The opening title number from Alcina finds the mezzo spinning reams of round, gleaming tone - perhaps not with the purity of an Auger, or the creaminess of a Fleming, but most attractive and seductively caressing to the ear. One is then taken aback at the vehemence with which Kozena bites off the opening phrases of “Where shall I fly?” from Hercules, or the choices made in Orlando’s great mad scene, the voice here acquiring an intensity approaching a guttural quality as the warrior increasingly degenerates into a frighteningly unhinged emotional state.

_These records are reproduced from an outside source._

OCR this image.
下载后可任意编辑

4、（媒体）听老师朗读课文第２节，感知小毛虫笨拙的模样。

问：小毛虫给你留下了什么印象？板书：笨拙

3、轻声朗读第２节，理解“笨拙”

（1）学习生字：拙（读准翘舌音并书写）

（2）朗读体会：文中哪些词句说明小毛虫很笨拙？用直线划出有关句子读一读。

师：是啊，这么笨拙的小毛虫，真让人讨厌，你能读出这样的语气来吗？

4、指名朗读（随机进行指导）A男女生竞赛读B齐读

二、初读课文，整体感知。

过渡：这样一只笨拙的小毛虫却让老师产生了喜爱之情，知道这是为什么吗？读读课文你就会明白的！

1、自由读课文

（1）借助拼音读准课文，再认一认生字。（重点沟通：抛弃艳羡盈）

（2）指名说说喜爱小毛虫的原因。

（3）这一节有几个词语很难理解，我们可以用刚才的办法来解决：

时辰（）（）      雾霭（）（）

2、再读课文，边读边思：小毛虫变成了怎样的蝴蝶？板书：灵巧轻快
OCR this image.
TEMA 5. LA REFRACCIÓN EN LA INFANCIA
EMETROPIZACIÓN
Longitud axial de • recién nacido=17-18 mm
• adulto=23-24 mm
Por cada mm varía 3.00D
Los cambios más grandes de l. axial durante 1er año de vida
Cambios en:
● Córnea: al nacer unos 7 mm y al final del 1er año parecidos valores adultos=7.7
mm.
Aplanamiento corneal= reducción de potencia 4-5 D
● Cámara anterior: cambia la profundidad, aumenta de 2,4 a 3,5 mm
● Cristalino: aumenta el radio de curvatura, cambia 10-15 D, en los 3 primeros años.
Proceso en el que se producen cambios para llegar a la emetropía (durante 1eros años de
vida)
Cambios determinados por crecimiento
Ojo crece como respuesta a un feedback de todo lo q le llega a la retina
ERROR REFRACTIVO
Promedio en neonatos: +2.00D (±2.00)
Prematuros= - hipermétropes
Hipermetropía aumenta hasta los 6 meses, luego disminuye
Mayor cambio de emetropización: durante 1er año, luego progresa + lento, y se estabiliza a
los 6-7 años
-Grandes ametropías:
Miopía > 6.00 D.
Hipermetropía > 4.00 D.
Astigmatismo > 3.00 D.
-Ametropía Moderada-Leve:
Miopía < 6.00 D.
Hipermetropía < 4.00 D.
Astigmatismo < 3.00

In such moments, there is an aggressiveness of attack and pointed use of text that some may find intermittently controversial; but such devices are never employed without clear dramatic purpose or executed with anything less than impeccable technique. Kozena knows when she needs to put the brakes on her interpretive creativity as well, rendering such a Baroque litmus test as “O! had I Jubal’s Lyre” straightforwardly, with cleanly articulated coloratura and all the requisite aural joy the piece demands. “Dopo notte” from Ariodante provides another example of pyrotechnical polish, and the thrice-familiar “Lascia ch’io pianga” from Rinaldo is re-imagined with ravishing tone, if also a bit of idiosyncratic phrasing.
Such contrasts of coloration and individualization of character presentation distinguish the recital throughout. It could be validly argued that her intrinsically feminine timbre is not ideally suited to such mature Handelian “warrior males” as Orlando and Ariodante which potentially benefit from a bit more sheer vocal heft than provided here, but the mournful yearning of the adolescent Sesto is beautifully captured in as lovely a “Cara speme” as heard in memory, gracefully intoned and heartbreakingly realized.
Baroque purists may question Kozena’s dramatically assertive approach to some of these pieces, and even more revisionist listeners may disagree with a choice or two made here - but none should deny that this is one of the most interesting Handel recitals to come along in some time.